US 12,282,526 B2
	Application programming interface to accelerate matrix operations
Piotr Majcher, Sunnyvale, CA (US); Mostafa Hagog, Folsom, CA (US); and Philippe Vandermersch, San Jose, CA (US)
Assigned to NVIDIA Corporation, Santa Clara, CA (US)
Filed by NVIDIA Corporation, Santa Clara, CA (US)
Filed on Mar. 28, 2024, as Appl. No. 18/620,228.
Application 18/620,228 is a continuation of application No. 16/795,380, filed on Feb. 19, 2020.
Prior Publication US 2024/0256633 A1, Aug. 1, 2024
Int. Cl. G06F 17/16 (2006.01); G06F 9/30 (2018.01); G06N 3/08 (2023.01); G06N 5/046 (2023.01)

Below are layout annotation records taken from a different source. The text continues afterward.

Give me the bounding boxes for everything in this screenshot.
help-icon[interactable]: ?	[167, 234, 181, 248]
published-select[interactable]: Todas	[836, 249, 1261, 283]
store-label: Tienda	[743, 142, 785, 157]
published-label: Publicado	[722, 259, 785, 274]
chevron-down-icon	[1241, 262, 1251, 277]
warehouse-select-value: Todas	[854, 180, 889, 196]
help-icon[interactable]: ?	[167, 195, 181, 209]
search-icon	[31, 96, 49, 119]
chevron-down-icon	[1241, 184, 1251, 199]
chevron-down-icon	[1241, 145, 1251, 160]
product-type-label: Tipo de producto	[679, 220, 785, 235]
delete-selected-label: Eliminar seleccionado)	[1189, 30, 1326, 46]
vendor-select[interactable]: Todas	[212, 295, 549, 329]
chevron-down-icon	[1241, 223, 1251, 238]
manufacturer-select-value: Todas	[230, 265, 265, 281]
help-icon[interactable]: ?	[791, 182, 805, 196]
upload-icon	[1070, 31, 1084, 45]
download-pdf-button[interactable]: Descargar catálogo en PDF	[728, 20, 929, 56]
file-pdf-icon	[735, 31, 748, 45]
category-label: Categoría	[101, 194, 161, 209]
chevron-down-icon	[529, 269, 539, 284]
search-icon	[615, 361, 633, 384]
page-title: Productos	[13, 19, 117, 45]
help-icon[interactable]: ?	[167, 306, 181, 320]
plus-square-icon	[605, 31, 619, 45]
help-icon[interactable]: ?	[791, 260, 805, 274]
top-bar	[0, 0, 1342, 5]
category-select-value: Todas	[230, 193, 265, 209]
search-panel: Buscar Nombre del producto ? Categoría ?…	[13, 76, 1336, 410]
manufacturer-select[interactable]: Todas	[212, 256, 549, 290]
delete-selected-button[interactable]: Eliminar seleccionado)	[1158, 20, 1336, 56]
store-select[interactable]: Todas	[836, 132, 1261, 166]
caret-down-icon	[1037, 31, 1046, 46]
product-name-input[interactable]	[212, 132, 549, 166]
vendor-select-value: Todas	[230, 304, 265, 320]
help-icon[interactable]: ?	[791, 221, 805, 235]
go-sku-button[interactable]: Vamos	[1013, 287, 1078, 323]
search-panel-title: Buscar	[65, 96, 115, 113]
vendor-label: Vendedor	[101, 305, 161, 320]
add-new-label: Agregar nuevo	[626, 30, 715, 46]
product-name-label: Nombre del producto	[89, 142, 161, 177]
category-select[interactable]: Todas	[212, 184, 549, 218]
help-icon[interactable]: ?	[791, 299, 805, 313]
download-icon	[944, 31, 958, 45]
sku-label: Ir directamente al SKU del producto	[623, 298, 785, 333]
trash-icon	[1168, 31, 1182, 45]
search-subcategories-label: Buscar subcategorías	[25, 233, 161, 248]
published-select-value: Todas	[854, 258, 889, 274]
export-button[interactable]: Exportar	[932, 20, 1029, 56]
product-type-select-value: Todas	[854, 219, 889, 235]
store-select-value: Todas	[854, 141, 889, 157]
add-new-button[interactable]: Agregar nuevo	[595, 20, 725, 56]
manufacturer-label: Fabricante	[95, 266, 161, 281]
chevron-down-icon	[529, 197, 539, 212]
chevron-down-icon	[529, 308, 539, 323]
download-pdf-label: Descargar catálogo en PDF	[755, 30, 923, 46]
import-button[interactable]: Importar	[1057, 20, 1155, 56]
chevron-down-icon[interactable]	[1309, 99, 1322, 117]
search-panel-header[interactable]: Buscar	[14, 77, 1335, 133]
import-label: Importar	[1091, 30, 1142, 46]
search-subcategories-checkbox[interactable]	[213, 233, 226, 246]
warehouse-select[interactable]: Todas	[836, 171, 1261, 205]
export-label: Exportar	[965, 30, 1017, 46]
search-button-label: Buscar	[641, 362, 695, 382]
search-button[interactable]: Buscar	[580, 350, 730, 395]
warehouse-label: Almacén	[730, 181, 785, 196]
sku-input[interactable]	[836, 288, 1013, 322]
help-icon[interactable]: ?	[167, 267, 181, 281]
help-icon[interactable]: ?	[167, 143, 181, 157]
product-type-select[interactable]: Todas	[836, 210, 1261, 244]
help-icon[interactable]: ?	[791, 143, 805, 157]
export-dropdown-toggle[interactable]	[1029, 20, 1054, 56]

CPC G06F 17/16 (2013.01) [G06F 9/3001 (2013.01); G06F 9/30145 (2013.01); G06N 3/08 (2013.01); G06N 5/046 (2013.01)]

20 Claims

1. An acceleration processor unit (APU) comprising:

one or more core complexes, wherein the one or more core complexes include one or more central processing unit (CPU) cores;

one or more graphics complexes, wherein the one or more graphics complexes include one or more compute units and include at least one L2 cache;

one or more fabric interconnects;

one or more memory controllers;

one or more input/output (I/O) bus interfaces, at least one comprising a peripheral component interconnect express (PCIe) interface;

wherein the APU is utilized to implement an application programming interface (API) call to select one or more general matrix-to-matrix multiply (GEMM) implementations from among a plurality of GEMM implementations;

wherein the API call is to use:

input matrices;

a matrix multiply operation descriptor;

a matrix layout descriptor;

a search preferences parameter;

an algorithm count parameter to specify a number of algorithms desired;

a results array parameter;

a results count parameter to store a number of algorithms returned; and

an operation status to indicate whether the API call is successful or if other errors have occurred.